Growing up in the home of a prominent rabbi, one of the ironies was that my dad was not very comfortable talking about God. He inspired generations of congregants and community members alike with his erudition, his interest in applying great secular philosophers’ teachings with the passion and wisdom of the Prophets and Sages of Israel. His leadership in the Jewish and interfaith communities was legendary, and his commitment to Civil Rights when it was not yet embraced by the religious community was inspiring.
Yet, if you wanted to have a conversation with dad about God, he was quiet. When I pushed him in that matter, he shared a story: a young man, raised in an observant Jewish home went off to college where he was exposed to the great philosophers and points of view on the governance of the Cosmos that he had never learned in his home or synagogue. He confronted his father with his newfound contradictory teachings, and as his father fatigued of that line of questioning, he responded: “this conversation is all very nice, but it is time for us to go to synagogue for the evening prayers”. That story was my father’s, even if it came from a Midrash (a rabbinic story legend designed to teach a lesson and or moral).
The irony was that one of my dad’s great contributions to the Conservative Movement of Judaism in the Bay Area was that his was one of the few, if not the only, synagogues in the area that guaranteed a daily minyan, a morning afternoon and evening prayer service, 7 days a week, and dad rarely missed; he made sure it happened, all the time.

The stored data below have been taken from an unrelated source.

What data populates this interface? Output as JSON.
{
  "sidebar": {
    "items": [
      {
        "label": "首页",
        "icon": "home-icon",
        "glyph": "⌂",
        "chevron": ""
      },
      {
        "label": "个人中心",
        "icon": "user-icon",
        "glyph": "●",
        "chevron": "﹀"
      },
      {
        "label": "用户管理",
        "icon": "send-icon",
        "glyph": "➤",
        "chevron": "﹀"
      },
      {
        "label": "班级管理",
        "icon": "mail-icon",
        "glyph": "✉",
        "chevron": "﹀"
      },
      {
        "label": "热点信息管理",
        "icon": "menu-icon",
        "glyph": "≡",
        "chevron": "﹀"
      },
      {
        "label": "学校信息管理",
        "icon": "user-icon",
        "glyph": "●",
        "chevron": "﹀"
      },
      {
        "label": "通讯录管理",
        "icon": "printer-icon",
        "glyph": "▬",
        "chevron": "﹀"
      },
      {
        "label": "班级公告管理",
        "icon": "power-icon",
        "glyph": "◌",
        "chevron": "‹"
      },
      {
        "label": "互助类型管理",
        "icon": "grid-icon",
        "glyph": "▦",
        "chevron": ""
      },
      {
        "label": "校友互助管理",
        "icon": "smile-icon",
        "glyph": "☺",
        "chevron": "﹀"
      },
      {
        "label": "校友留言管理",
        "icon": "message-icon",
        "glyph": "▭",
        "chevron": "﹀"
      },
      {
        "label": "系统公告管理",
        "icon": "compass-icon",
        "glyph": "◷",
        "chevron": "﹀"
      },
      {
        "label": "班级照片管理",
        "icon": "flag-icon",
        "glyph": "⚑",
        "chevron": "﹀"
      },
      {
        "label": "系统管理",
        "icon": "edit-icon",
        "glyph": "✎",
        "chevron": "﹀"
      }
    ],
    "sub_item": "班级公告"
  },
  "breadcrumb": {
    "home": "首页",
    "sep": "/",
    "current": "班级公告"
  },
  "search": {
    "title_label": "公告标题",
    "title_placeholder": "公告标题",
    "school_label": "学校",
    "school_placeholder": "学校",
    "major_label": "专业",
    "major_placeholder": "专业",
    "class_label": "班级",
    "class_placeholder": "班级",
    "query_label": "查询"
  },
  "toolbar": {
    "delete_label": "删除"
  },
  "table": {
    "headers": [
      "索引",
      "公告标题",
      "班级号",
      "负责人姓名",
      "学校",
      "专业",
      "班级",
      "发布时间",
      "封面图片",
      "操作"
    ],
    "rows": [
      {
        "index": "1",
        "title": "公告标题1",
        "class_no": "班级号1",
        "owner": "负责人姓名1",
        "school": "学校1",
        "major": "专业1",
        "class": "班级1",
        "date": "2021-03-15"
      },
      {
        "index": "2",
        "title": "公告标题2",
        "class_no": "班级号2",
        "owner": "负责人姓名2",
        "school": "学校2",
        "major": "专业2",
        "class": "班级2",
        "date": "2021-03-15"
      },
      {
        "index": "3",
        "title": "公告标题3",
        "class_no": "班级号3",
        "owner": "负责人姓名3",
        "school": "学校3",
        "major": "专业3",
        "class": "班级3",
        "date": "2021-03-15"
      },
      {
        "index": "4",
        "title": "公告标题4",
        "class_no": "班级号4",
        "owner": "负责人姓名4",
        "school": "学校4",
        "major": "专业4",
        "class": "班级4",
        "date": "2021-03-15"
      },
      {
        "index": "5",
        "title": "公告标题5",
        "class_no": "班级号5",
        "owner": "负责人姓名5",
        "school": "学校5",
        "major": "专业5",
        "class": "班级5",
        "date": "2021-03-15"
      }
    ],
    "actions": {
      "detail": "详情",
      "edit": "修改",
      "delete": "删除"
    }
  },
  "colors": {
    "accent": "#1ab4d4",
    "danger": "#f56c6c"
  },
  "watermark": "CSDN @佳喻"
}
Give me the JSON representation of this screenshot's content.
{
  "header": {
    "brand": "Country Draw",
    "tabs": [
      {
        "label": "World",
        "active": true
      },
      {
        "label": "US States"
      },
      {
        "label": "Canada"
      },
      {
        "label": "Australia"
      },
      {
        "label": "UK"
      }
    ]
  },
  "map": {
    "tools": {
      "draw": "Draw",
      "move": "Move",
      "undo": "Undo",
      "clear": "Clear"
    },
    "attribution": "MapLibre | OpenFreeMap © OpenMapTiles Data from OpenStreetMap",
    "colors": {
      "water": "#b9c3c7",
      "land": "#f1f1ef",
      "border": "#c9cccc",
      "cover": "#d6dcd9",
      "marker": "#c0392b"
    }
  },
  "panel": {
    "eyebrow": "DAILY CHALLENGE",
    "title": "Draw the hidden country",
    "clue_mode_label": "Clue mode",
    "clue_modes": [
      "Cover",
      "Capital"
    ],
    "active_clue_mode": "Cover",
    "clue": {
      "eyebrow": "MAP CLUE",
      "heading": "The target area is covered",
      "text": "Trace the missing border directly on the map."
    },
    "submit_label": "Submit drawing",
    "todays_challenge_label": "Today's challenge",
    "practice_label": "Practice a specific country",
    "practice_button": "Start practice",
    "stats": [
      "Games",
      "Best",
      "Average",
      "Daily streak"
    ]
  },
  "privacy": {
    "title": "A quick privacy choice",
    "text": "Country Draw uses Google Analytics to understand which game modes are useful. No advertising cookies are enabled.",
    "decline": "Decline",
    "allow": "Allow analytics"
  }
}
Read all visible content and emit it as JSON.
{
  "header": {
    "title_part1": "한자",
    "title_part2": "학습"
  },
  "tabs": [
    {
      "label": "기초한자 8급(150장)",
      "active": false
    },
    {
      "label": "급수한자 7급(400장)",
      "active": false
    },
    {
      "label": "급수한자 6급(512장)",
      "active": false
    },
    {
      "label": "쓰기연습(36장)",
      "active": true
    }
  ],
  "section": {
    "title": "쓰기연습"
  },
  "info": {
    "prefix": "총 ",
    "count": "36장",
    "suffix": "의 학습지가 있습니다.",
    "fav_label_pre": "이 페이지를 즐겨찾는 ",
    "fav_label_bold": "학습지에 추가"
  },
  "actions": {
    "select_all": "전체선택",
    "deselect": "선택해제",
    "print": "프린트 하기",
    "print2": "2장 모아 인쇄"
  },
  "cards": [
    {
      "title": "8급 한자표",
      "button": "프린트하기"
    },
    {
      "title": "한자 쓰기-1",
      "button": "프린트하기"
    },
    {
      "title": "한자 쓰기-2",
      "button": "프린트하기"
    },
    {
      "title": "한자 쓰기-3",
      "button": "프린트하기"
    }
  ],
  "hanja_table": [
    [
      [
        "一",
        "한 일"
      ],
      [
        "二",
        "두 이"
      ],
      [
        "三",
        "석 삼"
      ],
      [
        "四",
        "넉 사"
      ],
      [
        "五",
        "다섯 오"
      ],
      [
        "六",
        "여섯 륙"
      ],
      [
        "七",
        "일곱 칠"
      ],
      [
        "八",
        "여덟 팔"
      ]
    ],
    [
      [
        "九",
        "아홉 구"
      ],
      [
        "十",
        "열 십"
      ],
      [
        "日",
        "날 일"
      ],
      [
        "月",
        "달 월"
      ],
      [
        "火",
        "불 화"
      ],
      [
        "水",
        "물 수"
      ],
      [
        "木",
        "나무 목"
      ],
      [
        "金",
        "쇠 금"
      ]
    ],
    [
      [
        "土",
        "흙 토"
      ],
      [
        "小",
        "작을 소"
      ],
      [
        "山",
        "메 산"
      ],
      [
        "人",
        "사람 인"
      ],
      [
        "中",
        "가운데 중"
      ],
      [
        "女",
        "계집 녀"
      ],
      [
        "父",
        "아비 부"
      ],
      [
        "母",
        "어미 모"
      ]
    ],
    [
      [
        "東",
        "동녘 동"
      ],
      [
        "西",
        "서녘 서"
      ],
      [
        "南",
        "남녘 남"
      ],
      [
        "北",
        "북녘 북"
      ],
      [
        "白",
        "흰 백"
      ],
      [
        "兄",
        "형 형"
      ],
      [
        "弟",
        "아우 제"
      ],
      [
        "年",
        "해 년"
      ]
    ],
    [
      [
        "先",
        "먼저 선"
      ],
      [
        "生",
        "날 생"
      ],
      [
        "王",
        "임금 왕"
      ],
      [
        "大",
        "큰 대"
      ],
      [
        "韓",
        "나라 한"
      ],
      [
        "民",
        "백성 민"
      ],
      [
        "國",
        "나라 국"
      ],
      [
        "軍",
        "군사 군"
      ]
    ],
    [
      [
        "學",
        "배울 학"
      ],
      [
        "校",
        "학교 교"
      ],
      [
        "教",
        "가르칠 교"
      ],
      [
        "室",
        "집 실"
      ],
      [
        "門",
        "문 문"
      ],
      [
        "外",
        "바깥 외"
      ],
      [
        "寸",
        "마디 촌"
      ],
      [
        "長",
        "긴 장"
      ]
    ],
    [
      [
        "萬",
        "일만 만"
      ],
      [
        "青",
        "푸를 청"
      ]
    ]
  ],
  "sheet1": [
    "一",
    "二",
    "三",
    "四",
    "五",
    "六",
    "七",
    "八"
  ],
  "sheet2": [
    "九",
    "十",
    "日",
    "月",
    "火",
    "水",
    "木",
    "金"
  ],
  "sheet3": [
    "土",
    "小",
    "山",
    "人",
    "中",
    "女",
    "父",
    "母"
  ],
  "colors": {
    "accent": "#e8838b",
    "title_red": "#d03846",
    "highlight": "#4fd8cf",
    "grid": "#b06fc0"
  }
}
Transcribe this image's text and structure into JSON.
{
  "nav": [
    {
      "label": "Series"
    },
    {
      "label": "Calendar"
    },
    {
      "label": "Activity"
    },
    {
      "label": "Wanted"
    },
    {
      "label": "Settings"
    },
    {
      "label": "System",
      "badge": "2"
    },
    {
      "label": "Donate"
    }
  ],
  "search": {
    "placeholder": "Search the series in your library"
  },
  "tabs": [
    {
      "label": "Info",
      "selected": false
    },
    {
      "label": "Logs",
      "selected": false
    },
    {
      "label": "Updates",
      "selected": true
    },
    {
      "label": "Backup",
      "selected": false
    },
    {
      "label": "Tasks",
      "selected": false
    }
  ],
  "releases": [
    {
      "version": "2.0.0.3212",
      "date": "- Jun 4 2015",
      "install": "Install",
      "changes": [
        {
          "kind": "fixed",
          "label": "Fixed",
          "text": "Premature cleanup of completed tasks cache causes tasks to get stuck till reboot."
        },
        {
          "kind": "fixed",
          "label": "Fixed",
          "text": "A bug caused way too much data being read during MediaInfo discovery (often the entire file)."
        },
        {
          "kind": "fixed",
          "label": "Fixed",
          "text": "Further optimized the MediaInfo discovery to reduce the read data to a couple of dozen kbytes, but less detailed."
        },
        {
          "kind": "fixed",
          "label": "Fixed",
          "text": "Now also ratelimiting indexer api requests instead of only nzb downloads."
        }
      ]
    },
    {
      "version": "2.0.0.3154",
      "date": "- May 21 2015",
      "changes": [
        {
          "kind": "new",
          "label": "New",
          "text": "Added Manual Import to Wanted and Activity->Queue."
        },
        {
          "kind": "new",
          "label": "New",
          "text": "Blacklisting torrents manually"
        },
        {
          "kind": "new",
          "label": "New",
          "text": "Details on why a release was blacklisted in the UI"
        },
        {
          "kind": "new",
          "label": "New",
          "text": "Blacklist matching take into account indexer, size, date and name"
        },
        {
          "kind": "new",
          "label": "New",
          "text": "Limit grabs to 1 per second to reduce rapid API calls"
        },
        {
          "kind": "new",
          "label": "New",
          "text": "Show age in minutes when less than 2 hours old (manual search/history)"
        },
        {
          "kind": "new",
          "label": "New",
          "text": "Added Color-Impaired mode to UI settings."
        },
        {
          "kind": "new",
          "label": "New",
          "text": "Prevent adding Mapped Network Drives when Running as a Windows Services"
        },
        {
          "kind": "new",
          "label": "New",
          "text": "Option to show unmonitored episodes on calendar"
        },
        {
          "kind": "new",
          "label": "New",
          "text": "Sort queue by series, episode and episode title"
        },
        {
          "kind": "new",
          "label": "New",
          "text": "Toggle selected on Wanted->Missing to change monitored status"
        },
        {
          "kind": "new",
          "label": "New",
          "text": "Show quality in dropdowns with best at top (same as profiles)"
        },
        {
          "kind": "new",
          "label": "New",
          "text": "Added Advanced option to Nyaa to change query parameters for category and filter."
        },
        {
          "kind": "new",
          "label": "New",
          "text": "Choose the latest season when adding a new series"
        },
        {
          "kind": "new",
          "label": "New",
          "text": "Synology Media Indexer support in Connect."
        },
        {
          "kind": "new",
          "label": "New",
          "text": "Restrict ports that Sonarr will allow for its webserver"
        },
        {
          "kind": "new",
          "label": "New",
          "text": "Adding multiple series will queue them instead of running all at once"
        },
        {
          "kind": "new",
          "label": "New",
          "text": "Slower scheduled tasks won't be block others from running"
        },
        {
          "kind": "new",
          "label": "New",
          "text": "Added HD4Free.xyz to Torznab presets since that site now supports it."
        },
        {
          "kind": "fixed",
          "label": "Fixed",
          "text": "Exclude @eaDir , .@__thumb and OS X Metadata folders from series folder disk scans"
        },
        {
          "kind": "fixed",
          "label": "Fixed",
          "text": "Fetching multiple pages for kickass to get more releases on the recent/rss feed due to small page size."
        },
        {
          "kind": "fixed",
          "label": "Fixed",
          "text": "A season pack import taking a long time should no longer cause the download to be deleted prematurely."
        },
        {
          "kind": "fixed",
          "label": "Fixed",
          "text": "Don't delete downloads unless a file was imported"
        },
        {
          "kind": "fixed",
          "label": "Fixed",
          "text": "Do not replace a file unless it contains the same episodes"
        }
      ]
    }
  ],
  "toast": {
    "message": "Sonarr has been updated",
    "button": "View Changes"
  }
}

My own connection with God was different; in my growing years, I was less enamored of the formal times with God, synagogue services on Shabbat and holidays (in fact, as a child I had severe “allergies” to them…I was totally turned off), yet from as early as I could remember, I had an intimate relationship with God. I would talk with God frequently, in my own way, asking for help in dealing with tensions I faced in a home with a dad who had little patience for childhood (since his childhood was ended by coming over on a boat from the Old World at age 12 and having to help support his family while going to school).
I went to rabbinical school in response to the inspiration of my work as an older teen with Young Judaea, which gave children a friendlier relationship with Judaism than what I had experienced at Sunday School, and when force fed synagogue services.
It was in my learning of the meaning of Jewish prayer in particular that I came to know that the God of my childhood (and I didn’t think of the Man in the Gray Beard Model of God, but simply/complexly an ongoing Presence to turn to and be with) was the same as the God of Judaism, I.e. found in the Torah and the Siddur (prayer book).
In all my years in the rabbinate, I have dedicated myself to enabling the God of everyday life, in all the informal settings, to be more accessible in the formal structures, when we gather as community in synagogue. I am as respectful of how people experience God in those informal ways, appreciating little moments of awareness and appreciation for what goes well, and with whom, as I am for how they do so in the official designated sanctuaries, such as B’nai Israel.
My name for God in all settings (and I have identified God as such long before Harry Potter applied it differently!) is U KNOW HU. That name invites you/U to see God’s presence in otherwise ordinary moments in the day: who you know, i.e. HU U KNOW, with respect to you who know, i.e. U HU KNOW.
It is also topical this month in the Torah to think in these terms, when we watch the story of Joseph and his brothers, so outraged at his seemingly selfish and self-indulgent behavior, that they rid themselves of him when the opportunity arises, only to be the agents that enable Joseph to get to Egypt to be the right person at the right time to save Egypt and all surrounding areas from 7 years of famine and provide a future home away from home for Israel, and laying the groundwork for the Exodus that shaped the Jewish people for all time. These Torah stories are perfectly “timed” to coincide with our celebration of Chanukah and how God works behind the scenes, if and when we notice.
As I move forward in my journey through life, I am eager to increasingly draw the connection between the God of the synagogue, of Torah and formal prayer with the same Power, i.e. the ongoing presence of U KNOW HU. That will be the case in and with all the groups I work: the Men’s and Women’s Groups in Napa as well as WineSpirit, connecting wine and spirituality.
My ultimate goal is to enable us all, in whatever setting, to understand that harnessing that Power means we are never alone, and more importantly, it opens us up to new and renewed awe for one another, the unique times in our day and the timing of moments we often call coincidences. Hopefully such openness will add enhanced meaning to all that we do when we are engaged in the formal visits with U KNOW HU that I found so intimidating and even irrelevant, when I was growing up in a rabbinic home with a dad who would rather pray than muse about the impact of God’s Presence in everyday life.